I co później nastąpiło?
Przyjazd tego dupka o ciemnobrązowych włosach i stalowo-niebieskich oczach.
Przystojnego dupka.
O ja jebie.
Veronica przygryzła wnętrze policzka. Nie wiedziała czy powinna się załamać, czy cieszyć.
- Słyszysz mnie w ogóle? - zapytała po chwili nieco zniecierpliwiona Natasha.
W tym momencie czarnowłosa przeniosła na nią swój wzrok.
- Tak. Niestety tak. - przymknęła oczy - Ale w sumie to... wcale nie muszę tam iść. Do niego. No wiecie. Bo mam nockę z wami. A on się wprosił. I to tak... totalnie. Wpierdolił się jak dzik w paśnik. Chamsko trochę...

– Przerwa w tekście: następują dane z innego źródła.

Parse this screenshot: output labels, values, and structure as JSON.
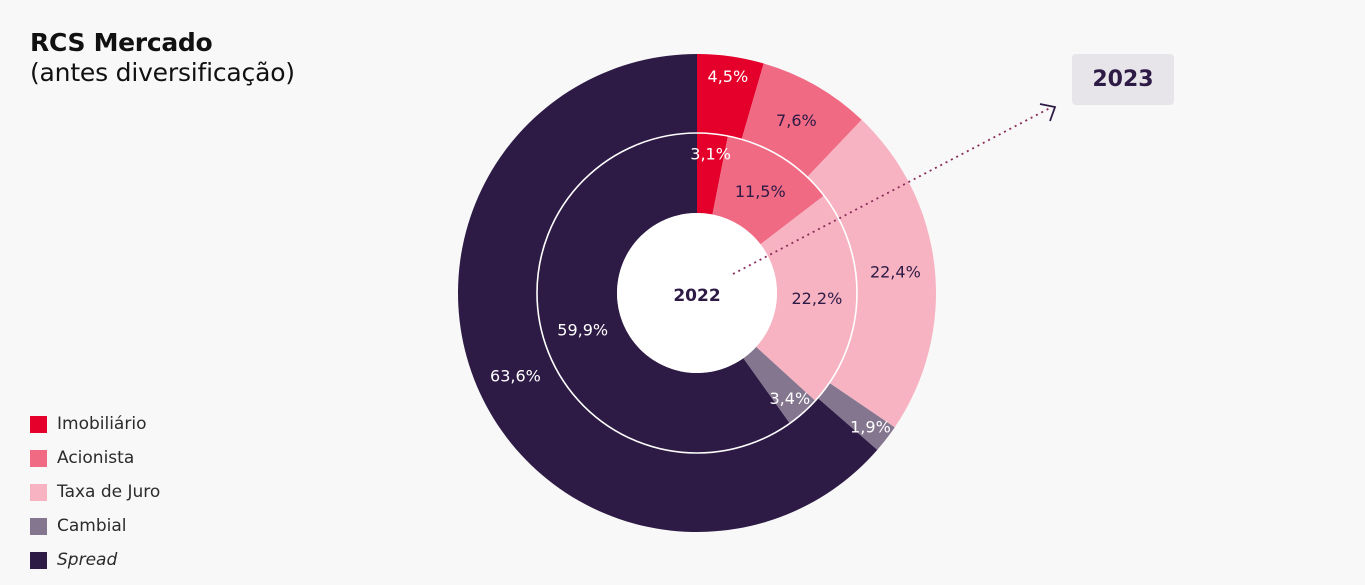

- Vera, skończ. - odezwała się Wanda - Po prostu idź do niego. Będziemy na ciebie czekać.
- No chyba, że mamy nie czekać, to mów od razu. - na ustach Romanoff pojawił się sprośny uśmieszek.
- Wy jesteście w zmowie, tak? - zapytała w końcu Vera - Komunikujecie się za pomocą włosów? To dlatego jesteście obie rude, nie?
- Idź do niego. - odrzekła z rozbawieniem Wanda - Bierz jakąś ciepłą bluzę, komórkę i idź.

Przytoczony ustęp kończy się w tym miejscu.